I always knew it was a Friday at school in England because, without fail, we’d have fish for lunch. Similarly, at school in Cairo, every Thursday was marked by ‘Koshary.’ Egypt’s national dish; a comforting overload of lentils, chickpeas, rice and macaroni topped with delicious fried onions, zingy garlic vinegar and spiced tomato, with an heirloom lemon sauce which gives the dish its unique and famous flavour. Historically a street food staple, restaurants across Egypt are championing the dish adding their own signatures and styles. Koshary might be ‘the dish of the poor’, but the flavours are intensely rich.
What's your most vivid travel moment?
My first visit to Egypt’s Khan el-Khalili was surreal, like stepping back in time to medieval Cairo and also stepping onto a movie set. You’re instantly surrounded by the vibrancy of colours, the glow of lanterns, the smell of spices, cooking meat and apple shisha, and the thrum of haggling voices. Haggling is to be expected and enjoyed, though it’s a dance you’ll need to be well-versed in to negotiate with the smooth-talking salesmen. The 14th century architecture of the Khan is incredibly striking, so make sure you’re looking up and around if you can bear to peel your eyes away from the overflowing stalls.

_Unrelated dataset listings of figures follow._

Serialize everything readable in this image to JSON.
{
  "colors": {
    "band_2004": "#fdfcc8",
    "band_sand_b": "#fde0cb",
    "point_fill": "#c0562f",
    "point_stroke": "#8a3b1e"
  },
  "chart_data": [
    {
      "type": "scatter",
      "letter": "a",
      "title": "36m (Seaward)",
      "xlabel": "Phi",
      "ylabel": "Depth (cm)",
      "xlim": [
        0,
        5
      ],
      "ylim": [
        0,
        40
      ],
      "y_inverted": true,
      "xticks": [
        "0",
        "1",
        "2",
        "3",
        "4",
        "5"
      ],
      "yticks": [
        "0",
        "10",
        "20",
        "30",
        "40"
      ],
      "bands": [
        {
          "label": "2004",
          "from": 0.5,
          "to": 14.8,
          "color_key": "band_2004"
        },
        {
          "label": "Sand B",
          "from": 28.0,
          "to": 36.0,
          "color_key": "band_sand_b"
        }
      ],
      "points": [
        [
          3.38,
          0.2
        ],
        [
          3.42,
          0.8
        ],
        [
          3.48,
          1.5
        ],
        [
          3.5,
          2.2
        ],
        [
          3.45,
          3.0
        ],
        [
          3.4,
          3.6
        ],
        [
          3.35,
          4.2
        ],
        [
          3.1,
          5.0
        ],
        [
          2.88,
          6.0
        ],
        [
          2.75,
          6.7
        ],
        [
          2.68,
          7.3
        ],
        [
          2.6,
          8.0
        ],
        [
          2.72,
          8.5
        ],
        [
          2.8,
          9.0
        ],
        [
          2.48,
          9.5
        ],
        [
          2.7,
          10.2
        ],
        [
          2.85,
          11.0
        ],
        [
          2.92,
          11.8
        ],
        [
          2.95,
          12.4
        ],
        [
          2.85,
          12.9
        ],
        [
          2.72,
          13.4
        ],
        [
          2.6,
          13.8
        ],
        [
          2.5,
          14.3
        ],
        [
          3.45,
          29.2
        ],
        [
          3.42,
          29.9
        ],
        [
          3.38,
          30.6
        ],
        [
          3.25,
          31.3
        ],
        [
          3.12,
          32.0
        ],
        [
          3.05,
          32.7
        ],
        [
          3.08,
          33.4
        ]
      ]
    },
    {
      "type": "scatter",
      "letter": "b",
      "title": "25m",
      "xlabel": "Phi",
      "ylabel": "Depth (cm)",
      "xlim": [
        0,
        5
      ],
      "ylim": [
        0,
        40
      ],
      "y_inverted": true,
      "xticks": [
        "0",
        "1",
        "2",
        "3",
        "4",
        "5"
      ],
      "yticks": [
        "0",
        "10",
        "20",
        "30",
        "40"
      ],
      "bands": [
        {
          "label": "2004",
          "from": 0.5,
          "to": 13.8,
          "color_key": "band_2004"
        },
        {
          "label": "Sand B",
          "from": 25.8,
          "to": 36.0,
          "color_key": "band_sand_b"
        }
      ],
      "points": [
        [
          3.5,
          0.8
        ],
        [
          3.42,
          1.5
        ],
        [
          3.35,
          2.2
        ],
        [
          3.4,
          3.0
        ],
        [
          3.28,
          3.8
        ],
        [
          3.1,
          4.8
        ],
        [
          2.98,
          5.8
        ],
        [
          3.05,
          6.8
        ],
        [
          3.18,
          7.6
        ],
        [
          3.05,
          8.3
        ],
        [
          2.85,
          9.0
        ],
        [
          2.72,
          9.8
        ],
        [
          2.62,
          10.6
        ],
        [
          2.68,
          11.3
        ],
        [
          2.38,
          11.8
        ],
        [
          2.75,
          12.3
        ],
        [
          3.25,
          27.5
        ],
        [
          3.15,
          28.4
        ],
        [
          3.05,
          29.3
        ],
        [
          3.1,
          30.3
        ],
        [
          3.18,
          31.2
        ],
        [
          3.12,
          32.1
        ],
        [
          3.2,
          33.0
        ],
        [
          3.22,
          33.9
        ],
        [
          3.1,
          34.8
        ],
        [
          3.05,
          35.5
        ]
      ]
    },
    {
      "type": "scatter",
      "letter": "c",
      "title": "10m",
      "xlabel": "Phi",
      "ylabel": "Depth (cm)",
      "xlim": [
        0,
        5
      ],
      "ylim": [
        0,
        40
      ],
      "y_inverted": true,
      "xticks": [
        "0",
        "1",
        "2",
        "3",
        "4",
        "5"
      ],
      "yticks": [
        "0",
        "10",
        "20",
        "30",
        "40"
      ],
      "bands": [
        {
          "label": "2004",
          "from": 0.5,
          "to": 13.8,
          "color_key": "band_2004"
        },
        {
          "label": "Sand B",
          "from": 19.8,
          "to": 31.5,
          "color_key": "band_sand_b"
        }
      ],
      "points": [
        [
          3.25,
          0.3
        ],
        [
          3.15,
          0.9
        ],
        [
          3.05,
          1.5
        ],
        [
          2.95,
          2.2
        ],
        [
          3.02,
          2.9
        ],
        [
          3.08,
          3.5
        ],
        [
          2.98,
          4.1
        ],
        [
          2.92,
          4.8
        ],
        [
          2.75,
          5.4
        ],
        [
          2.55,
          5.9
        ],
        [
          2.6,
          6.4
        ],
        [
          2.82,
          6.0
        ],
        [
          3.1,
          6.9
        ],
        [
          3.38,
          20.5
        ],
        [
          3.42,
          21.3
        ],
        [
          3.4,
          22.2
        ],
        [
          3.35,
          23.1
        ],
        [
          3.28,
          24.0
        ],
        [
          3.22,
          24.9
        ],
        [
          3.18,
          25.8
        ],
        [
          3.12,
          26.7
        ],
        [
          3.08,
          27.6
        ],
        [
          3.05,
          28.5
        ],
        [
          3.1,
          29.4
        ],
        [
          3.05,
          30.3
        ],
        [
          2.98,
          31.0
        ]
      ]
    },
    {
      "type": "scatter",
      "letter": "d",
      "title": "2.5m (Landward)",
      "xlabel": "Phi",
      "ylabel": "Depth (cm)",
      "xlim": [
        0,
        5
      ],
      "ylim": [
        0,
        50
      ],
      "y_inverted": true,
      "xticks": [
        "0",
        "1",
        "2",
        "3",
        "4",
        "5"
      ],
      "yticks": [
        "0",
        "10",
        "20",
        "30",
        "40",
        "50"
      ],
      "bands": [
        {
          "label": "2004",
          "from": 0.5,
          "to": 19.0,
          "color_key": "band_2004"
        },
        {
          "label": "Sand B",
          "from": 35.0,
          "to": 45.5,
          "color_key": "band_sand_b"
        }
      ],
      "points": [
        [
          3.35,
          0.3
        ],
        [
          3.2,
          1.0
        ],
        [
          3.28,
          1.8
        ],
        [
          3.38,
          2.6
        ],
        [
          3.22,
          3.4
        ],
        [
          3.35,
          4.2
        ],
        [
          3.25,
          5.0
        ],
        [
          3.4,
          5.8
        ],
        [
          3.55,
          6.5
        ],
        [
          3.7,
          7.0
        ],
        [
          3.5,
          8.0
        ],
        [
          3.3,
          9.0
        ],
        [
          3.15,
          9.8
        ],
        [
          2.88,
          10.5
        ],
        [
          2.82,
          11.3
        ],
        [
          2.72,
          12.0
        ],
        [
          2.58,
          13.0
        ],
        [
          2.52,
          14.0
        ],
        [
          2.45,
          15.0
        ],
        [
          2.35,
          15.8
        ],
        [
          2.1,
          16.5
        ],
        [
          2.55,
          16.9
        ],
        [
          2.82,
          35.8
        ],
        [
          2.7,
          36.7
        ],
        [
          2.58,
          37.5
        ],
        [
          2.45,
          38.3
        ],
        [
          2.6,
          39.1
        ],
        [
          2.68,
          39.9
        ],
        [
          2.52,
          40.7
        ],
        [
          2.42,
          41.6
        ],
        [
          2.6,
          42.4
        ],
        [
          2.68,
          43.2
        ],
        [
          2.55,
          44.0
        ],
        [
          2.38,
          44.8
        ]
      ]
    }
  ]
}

Your best piece of travel advice?
When travelling in the Middle East and North Africa I would recommend making sure you always have small change, or ‘baksheesh’ on you. The tipping culture is strong and you’ll be constantly handing out small notes for any gesture or job someone does for you, even if some of these jobs seem unnecessary, or even non-existent. My other piece of advice would be trying to learn some common phrases before you travel. Even just knowing hello and thank you will endear you to the people you meet and get you surprisingly far.